C. R. S. §38-38-100.3(10) (emphasis added)
The problem with the “deemed to be” provision of §38-38-101(6) – cross-referenced in §38-38-100.3(10)(b) – is that it allows a mere certification or statement that a foreclosing party “. . . is the “holder of the evidence of debt”. . . .” (§38-38-101(6)) (emphasis added) to constitute conclusive proof of same. This statute, both on its face and as applied routinely in Rule 120 proceedings, renders the entire definition, and sub-definitions, of “holder of an evidence of debt” in §38-38-100.3(10) unnecessary and meaningless, and effectively eliminates the requirement of evidence to support the foreclosure.
The proposed Initiative would remedy this problem by embodying current statutory requirements for a “full-doc” foreclosure in the Constitution, and by Constitutionally prohibiting “no-doc” foreclosures and repealing recently-enacted statutory provisions that allow them.
4. “No-Doc” Foreclosure Is the Only Proceeding under
Colorado Law that Requires No Disclosures Whatsoever
The proposed Initiative would also restore due process to foreclosure proceedings, by requiring full disclosures of documentation that supports a foreclosure at the outset of the proceeding.
In all other civil proceedings, Rule 26 requires mandatory disclosures of evidence by all parties.
In criminal proceedings, the People must provide “discovery” of the facts on which criminal charges are based.
Even in uncontested divorces, both parties are required to make complete financial disclosures.
But in a “no-doc” foreclosure under the “certification” provisions of 38-38-101, disclosures are not only optional, but a “certification” alone is statutorily “deemed” to be proof of valid assignments of the right to expeditiously take someone’s home, even when the limited documents that have been filed refute the claim of valid assignments.

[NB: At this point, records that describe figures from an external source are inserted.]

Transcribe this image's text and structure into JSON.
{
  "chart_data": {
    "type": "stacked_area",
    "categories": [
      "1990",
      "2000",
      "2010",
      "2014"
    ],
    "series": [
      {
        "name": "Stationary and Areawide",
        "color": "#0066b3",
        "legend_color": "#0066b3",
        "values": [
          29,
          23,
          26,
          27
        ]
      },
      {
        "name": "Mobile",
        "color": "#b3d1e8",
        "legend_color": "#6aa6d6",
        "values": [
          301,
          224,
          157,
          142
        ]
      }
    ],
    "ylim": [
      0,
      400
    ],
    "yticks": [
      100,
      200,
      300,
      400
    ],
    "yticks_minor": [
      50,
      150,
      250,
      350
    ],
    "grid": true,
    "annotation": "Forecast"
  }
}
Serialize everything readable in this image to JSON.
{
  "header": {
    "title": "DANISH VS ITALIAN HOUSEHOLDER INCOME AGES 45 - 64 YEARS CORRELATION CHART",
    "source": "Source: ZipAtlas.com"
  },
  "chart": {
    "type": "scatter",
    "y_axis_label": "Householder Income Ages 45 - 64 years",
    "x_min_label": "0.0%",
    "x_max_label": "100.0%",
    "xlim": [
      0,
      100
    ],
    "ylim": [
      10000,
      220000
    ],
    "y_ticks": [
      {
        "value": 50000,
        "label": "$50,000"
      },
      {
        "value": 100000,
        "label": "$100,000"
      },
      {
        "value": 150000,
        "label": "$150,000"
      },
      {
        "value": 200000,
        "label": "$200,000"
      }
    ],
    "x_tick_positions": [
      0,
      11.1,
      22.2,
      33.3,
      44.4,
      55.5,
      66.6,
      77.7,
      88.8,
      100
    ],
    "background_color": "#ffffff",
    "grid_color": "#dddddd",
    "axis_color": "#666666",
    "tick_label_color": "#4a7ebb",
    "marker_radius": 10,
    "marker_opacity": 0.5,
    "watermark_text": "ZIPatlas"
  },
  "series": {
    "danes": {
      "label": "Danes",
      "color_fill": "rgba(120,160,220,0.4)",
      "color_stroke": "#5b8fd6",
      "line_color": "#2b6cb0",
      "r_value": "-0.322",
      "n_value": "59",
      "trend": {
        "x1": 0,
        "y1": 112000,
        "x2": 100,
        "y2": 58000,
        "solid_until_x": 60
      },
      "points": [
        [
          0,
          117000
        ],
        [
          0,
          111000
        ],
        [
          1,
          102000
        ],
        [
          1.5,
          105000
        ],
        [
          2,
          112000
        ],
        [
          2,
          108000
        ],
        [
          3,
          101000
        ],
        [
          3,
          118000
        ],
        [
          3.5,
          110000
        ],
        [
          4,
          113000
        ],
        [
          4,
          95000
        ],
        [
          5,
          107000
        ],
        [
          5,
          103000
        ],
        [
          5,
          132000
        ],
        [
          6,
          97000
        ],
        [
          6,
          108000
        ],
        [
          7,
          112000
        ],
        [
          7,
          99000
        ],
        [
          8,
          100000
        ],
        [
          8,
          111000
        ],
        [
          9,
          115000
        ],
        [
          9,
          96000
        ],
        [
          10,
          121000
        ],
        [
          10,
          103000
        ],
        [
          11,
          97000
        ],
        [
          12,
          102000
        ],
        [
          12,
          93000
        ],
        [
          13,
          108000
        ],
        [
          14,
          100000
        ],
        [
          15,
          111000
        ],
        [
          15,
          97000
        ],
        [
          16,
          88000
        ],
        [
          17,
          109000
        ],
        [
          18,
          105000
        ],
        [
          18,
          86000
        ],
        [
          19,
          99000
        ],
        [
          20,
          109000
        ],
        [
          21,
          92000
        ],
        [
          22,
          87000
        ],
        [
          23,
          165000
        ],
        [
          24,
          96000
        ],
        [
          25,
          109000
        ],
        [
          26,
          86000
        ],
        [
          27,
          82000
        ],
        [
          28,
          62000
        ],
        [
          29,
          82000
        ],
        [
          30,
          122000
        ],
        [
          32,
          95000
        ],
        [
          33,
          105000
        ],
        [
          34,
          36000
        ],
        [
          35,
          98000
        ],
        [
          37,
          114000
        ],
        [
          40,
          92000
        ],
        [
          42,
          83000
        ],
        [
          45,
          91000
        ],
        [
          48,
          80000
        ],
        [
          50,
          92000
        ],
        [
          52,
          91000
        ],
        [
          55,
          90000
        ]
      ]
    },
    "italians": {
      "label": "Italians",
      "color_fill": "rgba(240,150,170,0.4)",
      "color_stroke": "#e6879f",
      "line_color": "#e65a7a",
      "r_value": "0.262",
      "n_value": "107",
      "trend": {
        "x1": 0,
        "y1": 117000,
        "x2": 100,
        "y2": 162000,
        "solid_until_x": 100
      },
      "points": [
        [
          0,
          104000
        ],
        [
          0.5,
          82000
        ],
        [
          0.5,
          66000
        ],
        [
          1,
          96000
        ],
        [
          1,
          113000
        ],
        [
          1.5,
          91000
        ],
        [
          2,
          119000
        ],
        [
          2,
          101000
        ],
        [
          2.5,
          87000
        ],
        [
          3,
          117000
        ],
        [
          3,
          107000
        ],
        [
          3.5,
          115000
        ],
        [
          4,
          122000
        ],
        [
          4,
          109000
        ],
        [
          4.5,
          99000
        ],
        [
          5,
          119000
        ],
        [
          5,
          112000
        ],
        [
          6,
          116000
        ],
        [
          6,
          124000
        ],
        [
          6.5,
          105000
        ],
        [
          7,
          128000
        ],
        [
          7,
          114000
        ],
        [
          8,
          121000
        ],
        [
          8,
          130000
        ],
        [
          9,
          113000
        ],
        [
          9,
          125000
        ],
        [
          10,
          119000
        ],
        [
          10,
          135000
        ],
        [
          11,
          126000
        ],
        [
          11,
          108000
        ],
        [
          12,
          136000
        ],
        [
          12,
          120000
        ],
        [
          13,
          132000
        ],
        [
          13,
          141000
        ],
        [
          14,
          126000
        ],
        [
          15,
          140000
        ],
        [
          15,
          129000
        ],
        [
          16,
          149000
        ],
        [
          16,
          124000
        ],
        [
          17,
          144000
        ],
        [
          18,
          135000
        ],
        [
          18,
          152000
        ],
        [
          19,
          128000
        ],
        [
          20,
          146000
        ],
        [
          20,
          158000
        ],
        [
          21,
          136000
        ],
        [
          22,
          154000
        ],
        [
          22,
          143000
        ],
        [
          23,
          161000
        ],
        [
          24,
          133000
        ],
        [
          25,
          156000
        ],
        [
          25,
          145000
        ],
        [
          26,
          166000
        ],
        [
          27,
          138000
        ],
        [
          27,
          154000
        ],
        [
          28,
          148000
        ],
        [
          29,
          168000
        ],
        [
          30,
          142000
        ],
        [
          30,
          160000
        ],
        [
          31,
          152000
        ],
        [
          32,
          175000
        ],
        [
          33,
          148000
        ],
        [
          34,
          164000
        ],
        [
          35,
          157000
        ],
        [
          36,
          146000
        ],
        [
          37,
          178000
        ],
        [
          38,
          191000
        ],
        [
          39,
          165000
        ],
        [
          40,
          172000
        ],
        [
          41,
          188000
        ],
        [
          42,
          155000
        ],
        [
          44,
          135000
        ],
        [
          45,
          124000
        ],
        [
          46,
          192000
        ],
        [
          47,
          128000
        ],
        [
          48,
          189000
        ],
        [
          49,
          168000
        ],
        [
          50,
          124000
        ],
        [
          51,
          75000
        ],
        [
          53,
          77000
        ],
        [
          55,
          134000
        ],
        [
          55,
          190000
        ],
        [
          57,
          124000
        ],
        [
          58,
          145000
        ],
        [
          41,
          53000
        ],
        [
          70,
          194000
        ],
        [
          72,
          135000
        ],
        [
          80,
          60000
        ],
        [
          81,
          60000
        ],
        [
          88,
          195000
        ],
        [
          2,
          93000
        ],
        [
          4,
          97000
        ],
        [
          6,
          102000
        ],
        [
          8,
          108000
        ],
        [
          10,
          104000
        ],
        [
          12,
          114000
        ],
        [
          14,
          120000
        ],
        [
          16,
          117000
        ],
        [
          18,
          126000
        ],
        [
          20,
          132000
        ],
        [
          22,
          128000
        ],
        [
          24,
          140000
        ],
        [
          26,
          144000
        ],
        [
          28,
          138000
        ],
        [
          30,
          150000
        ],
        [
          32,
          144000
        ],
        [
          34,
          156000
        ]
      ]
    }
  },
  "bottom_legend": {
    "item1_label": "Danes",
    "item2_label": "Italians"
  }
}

And a homeowner has to litigate for 2-3 years, against the best lawyers money can buy, just to get documentary evidence that should have been disclosed the moment the case was filed. This is logically, morally, legally, and constitutionally unacceptable.
It is the creditor’s responsibility to keep a borrower and the Court informed as to
who owns the note and mortgage and is servicing the loan, not the borrower’s or the Court’s responsibility to ferret out the truth. . . .
In Re Nosek, 2009 U. S. Dist LEXIS 44835, at **9-11 (D. Mass. 2009).